De hecho, esto ni siquiera depende de lo electrónico. El dinero oficial no físico hubiera podido existir desde hace siglos si los bancos centrales simplemente ofrecieran facilidades de depósito para el público como lo hacen los bancos privados. Se puede implementar en la actualidad sin la necesidad de una innovación institucional, solamente al exigir que los bancos privados den un respaldo de ciento por ciento a los depósitos con reservas de los bancos centrales.
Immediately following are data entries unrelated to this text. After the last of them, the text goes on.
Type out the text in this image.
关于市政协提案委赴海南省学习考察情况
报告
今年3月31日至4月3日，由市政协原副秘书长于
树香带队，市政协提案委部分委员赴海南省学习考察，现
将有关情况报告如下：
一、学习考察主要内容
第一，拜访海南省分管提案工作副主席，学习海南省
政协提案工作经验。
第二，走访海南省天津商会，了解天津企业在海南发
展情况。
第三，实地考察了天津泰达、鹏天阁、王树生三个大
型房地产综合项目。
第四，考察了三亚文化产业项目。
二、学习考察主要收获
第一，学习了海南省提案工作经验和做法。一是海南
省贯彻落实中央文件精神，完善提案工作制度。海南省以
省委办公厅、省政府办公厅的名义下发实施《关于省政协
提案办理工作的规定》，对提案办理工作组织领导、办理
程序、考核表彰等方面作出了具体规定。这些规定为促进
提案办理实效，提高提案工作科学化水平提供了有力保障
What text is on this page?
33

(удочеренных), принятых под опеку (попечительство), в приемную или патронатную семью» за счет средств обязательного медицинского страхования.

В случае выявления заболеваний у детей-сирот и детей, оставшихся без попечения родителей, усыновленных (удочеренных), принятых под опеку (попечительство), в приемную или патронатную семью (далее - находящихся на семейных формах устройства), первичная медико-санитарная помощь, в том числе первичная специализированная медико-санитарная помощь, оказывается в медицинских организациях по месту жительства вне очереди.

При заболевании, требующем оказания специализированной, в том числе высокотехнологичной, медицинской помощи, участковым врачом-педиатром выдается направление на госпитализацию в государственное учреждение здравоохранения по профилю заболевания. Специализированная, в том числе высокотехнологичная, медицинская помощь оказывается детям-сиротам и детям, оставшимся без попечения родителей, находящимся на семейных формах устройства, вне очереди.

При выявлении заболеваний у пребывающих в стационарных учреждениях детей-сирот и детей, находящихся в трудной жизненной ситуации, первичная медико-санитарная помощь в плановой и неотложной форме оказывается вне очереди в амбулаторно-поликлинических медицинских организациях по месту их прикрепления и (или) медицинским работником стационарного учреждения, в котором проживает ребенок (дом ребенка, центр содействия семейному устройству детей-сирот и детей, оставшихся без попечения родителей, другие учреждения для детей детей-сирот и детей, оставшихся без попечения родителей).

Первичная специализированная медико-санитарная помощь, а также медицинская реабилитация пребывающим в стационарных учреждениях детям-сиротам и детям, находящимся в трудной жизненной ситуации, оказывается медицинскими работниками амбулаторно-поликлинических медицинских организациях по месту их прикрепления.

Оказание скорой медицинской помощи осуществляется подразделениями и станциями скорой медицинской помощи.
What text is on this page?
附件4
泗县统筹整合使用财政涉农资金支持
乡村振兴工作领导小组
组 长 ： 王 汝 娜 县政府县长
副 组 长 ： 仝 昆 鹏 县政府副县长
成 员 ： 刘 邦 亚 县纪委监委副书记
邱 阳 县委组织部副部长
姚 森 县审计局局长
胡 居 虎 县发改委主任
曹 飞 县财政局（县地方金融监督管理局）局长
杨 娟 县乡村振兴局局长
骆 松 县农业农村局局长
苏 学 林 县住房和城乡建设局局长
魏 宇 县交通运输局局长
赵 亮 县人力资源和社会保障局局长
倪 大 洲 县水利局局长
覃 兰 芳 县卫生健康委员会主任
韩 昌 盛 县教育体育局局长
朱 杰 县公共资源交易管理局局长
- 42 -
Edward Prescott y Ryan Wessel examinan un sistema de ese tipo en un nuevo documento y el hallazgo es que ciento por ciento de la banca de reserva tiene propiedades muy atractivas y, por supuesto, la imposibilidad de corridas bancarias.

Para repetir: las ventajas del dinero electrónico oficial —liquidación de transacciones, almacenamiento de valores de forma segura y manejo de las condiciones monetarias lo puede hacer al menos tan bien por un banco central como un sistema bancario privado descentralizado— no dependen de la forma del dinero electrónico (con libros de contabilidad centralizados o distribuidos). También queda claro, por la discusión de David Andolfatto, de las dos formas de ofrecer dinero electrónico (el colofón y los comentarios en especial dejan más claro que la mayoría de las ventajas no dependen de una tecnología similar al bitcoin).

Hay dos grandes objeciones con las que se tiene que lidiar. Una es que a los bancos no les gustará de ninguna manera el dinero electrónico porque mina parte de su negocio. Si la gente no tiene la necesidad de tener cuentas bancarias para facilitar los pagos o para almacenar valores de forma segura, sin duda la operaciones de los bancos se reducirán. Pero la política pública no debe dejar de ofrecer un bien público, porque su ausencia permitiría a los participantes privados ganar una utilidad al ofrecer una versión inferior de eso. Queremos que el gobierno ofrezca una defensa nacional incluso si arruina las oportunidades de negocio de los mercenarios privados. Además, los bancos todavía podrán ganar dinero de la asignación de inversiones, como lo hace en la actualidad la industria de gestión de fondos.

La otra objeción es que el dinero electrónico, por principio, se puede rastrear; no ofrece el anonimato del dinero físico. Esto por supuesto también es una ventaja, ya que dificulta las transacciones de negocios ilícitas. Anteriormente argumenté que los beneficios de la privacidad del efectivo están sobrevalorados. Pero en cualquier caso, no es del todo cierto que el dinero electrónico no puede ser anónimo.